The changes come at a testing time for Sainsbury's, which last week said its underlying sales growth in the first quarter had slowed markedly to 0.3 per cent. Like its grocery rivals, Sainsbury's is battling a fall in food price inflation and constrained spending from nervous consumers.

On the board changes, Justin King, the chief executive of Sainsbury's, said: "Sainsbury's today is a bigger business than it has ever been. The business now serves over 19 million customers weekly and has significant growth opportunities by accelerating our space expansion, growing the non-food business and developing new channels for our customers."

However, industry observers suggested the reshuffle was a sensible move for succession planning at Sainsbury's in the event that Mr King, who took the helm in 2004, eventually steps down. While there is no suggestion that Mr King is even considering such a move, it is seen as good management by all companies to address the issue.

Clive Black, an analyst at Shore Capital, said: "In terms of generating some internal competition and positioning Sainsbury's for a time when Justin King hangs up his boots, by giving Darren and Mike a broader role, plus the new CFO, it does all make sense."

He added: "The subtext to us is about retention and succession but, of course, they could appoint an external candidate [if Mr King should move on]."

As group development director, Mr Shapland, 43, will be in charge of ensuring that the grocer's "existing growth plans are realised" and will lead the delivery of future plans.
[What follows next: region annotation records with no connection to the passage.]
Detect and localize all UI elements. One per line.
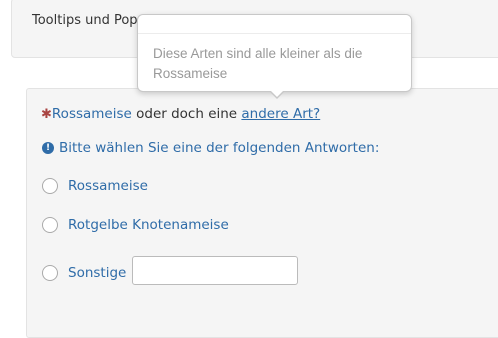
- popover-header: [138, 15, 411, 34]
- option-sonstige[interactable]: Sonstige: [42, 265, 126, 281]
- option-label: Rossameise: [68, 178, 148, 194]
- question-term: Rossameise: [51, 106, 132, 122]
- popover-arrow: [269, 90, 285, 99]
- option-rossameise[interactable]: Rossameise: [42, 178, 148, 194]
- other-answer-input[interactable]: [132, 256, 298, 285]
- panel-title: Tooltips und Pop: [32, 13, 138, 28]
- popover-body: Diese Arten sind alle kleiner als die Ro…: [153, 46, 363, 81]
- option-label: Rotgelbe Knotenameise: [68, 217, 229, 233]
- option-rotgelbe-knotenameise[interactable]: Rotgelbe Knotenameise: [42, 217, 229, 233]
- popover: Diese Arten sind alle kleiner als die Ro…: [137, 14, 412, 99]
- radio-rotgelbe-knotenameise[interactable]: [42, 217, 58, 233]
- question-text: ✱Rossameise oder doch eine andere Art?: [41, 106, 320, 122]
- option-label: Sonstige: [68, 265, 127, 281]
- other-species-link[interactable]: andere Art?: [241, 106, 320, 122]
- radio-rossameise[interactable]: [42, 178, 58, 194]
- question-panel: ✱Rossameise oder doch eine andere Art? !…: [26, 88, 498, 338]
- answer-hint: ! Bitte wählen Sie eine der folgenden An…: [42, 140, 379, 156]
- required-marker-icon: ✱: [41, 107, 52, 122]
- question-connector: oder doch eine: [131, 106, 242, 122]
- exclamation-circle-icon: !: [42, 142, 54, 154]
- radio-sonstige[interactable]: [42, 265, 58, 281]
- hint-text: Bitte wählen Sie eine der folgenden Antw…: [59, 140, 380, 156]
He will also take responsibility for convenience, property, strategy and Sainsbury's Bank. Mr Shapland could eventually look at international expansion for the grocery. An industry source, who did not want to be named, said the wider remit given to Mr Shapland means the odds on him eventually becoming chief executive had probably "shortened".

Mr Coupe will assume responsibility for marketing in addition to his remit for trading, IT and online.

Before his current role of property director, Mr Rogers was director of group finance and director of corporate finance.

Ms Buck inherits a convenience business which will open between 75 and 100 new stores in 2010/11.

Overall, Sainsbury's will add 1.45 million square feet of new floor space, including new supermarkets and extensions this financial year – similar to the size of Netto in the UK which Asda acquired last month. Sainsbury's total sales, including petrol, grew by 7.6 per cent in the first quarter.